To avoid being targeted by the immune system, the cancer cells that make up tumors frequently evolve to cease producing antigens, which are protein fragments that signal disease to T cells and other immune cells. In a mouse model, the researchers had earlier demonstrated that the combination immunotherapy they were developing could completely eradicate advanced melanoma tumors, seemingly circumventing this immune evasion. This treatment combines chemotherapy with two novel immunotherapies: an injection of CD4+ T cells designed to target a melanoma antigen and the administration of antibodies that stimulate the OX40 molecule on T cells. The latter therapy activates regulatory T cells that block immune responses while switching CD4+ T cells, which are better known for orchestrating immune responses, into a cancer cell-killing state.

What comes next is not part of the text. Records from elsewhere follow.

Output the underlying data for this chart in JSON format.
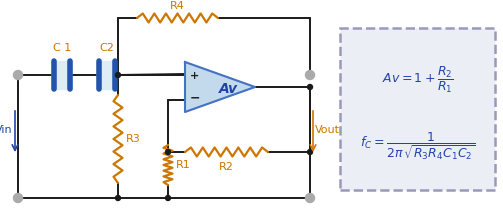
{
  "bg_color": "#ffffff",
  "wire_color": "#1a1a1a",
  "opamp_fill": "#b8d4e8",
  "opamp_stroke": "#4472c4",
  "cap_fill": "#7ab0d4",
  "cap_stroke": "#2255aa",
  "resistor_color": "#cc7700",
  "dot_color": "#1a1a1a",
  "terminal_color": "#aaaaaa",
  "formula_bg": "#eceef5",
  "formula_border": "#9999bb",
  "formula_text_color": "#2244aa",
  "label_color": "#cc7700",
  "label_color2": "#2244aa",
  "vin_label": "Vin",
  "vout_label": "Vout",
  "r1_label": "R1",
  "r2_label": "R2",
  "r3_label": "R3",
  "r4_label": "R4",
  "c1_label": "C 1",
  "c2_label": "C2",
  "av_label": "Av"
}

In the current research, Merghoub, Wolchok, and their colleagues used a mouse model developed for the study of antigenic heterogeneity to investigate the mechanisms by which their experimental therapy eliminates cancer cells that have evolved to evade T cell recognition. After immunotherapy, their analysis showed that mice’s tumors were consistently infiltrated with activated neutrophils, a finding they also observed in tumor samples from melanoma patients who had reacted favorably to ICB therapy. The mice’s neutrophil depletion reduced the experimental therapy’s ability to cure the rodents. Additionally, they demonstrate how these neutrophils aid in the removal of tumors in a colon cancer model.

Our findings reveal a previously unrecognized and essential role played by neutrophils in mopping up cancer cells that evade the T cell attack stimulated by immunotherapies,” said Wolchok. They reiterate the importance of other types of immune cells in the success of ICB and other immunotherapies that activate T cell responses to treat cancer.

Echoing the findings of the Ludwig Lausanne study, the Ludwig Weill Cornell Medicine study identified unique gene expression signatures and cell surface molecular markers in tumor-targeting neutrophils. Further, activated neutrophils that helped clear cancer cell variants that had eluded T cell recognition expressed high levels of an enzyme that drives the production of nitric oxide and is associated with enhanced cell-killing capability in neutrophils.

“Our studies have independently reached the same conclusion about the importance of the neutrophil activity to the success of distinct immunotherapies in models of three different types of tumors,” noted Pittet. “This suggests we have discovered an important dimension of tumor immunology—one that, we hope, will pave the way for new treatment strategies and the improvement of existing immunotherapies against cancer.”